1 out of 5
Label: Essay Records
Producer: mostly Mike Dixon
Sloppy, throaty punk rock, sorta rude and crude, sorta just havin’ fun, throwin’ down quick riffs and minute long songs where the words don’t matter beyond singable chorus. There are a few notable tracks on here that indicate why I tracked this down (based on a single from an Indiana indie music compilation), where the scuzz and fuzz relents for intense and catchy choruses before slamming back into head-bobbing jams, but on the whole these 32 tracks lean toward rock revivalism. It’s a bar band. It’s a local band that whips up a frenzy.
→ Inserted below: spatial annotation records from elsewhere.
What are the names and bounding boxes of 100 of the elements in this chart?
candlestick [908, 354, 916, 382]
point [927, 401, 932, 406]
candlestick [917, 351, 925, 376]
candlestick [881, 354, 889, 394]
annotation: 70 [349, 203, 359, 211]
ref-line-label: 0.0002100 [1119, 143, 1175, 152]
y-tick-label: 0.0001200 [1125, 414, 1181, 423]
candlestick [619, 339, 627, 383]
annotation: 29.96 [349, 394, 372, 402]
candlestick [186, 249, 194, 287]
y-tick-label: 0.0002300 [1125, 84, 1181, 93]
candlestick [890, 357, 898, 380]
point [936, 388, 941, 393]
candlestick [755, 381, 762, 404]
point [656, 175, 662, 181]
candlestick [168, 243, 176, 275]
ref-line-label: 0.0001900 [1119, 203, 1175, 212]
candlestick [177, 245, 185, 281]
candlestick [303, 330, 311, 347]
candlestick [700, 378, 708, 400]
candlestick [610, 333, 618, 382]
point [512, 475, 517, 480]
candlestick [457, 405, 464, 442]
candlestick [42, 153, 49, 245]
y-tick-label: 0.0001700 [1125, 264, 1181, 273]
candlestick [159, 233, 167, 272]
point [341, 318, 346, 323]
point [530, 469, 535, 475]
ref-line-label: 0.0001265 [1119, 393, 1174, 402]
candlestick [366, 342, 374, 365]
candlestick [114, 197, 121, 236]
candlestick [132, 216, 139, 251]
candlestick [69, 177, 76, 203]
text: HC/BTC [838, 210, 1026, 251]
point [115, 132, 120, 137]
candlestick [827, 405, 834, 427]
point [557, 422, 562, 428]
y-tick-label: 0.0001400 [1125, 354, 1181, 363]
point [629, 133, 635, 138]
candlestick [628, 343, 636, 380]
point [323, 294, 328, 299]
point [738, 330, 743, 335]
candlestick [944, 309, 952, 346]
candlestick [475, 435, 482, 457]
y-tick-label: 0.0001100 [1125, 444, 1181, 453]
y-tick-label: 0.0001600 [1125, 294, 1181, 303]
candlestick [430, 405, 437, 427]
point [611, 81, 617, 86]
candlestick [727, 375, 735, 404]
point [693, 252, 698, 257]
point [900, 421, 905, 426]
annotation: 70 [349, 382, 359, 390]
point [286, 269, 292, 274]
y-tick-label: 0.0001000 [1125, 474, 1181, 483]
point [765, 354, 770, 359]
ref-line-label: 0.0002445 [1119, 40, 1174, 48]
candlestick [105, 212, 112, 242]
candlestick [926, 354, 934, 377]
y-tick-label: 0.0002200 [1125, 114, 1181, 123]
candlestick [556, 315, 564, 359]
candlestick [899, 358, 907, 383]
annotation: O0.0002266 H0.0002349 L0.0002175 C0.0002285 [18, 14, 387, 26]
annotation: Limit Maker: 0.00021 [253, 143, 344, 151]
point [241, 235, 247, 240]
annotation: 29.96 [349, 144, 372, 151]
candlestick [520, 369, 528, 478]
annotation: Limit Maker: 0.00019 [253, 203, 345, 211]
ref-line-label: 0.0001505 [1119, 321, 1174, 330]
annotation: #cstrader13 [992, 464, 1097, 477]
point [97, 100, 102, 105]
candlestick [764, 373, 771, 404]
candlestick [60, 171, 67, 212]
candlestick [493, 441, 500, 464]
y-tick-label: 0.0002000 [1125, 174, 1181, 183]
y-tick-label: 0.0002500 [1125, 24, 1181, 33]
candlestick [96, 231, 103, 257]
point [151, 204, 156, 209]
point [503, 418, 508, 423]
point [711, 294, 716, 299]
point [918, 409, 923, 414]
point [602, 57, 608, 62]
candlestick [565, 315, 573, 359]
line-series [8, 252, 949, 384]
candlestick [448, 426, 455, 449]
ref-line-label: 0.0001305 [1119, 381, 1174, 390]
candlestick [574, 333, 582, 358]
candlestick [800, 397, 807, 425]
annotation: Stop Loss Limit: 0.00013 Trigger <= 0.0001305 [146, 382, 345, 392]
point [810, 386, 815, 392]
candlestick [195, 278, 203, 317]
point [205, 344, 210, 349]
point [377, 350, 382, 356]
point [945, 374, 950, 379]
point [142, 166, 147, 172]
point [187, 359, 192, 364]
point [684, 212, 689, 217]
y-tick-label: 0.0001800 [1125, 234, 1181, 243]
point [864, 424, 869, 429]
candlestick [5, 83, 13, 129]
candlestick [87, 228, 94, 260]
It’s a band with songtitles like ‘The Guys At Autozone Were Assholes,’ and frankly, it’s not all that horrible. Once I got over the disappointment of how normal this disc was, it has the ability to get my toe tapping. But this is undoubtedly a live act. I end up docking it a star (down from two) because it just annoys me for some reason, the casual drug refrences and the White Stripes-y kick’ out the old school jams b.s. of it.
It’s clearly recorded, consistent, and each song is over quickly before barreling into the next (sometimes not even stopping to actually make a transition). This sits proudly on someone’s shelf, but I’d question how often they listen to it as opposed to the 90 million other punk pop rock bands that manage to string together several successfully catchy tracks instead of just a scattered few.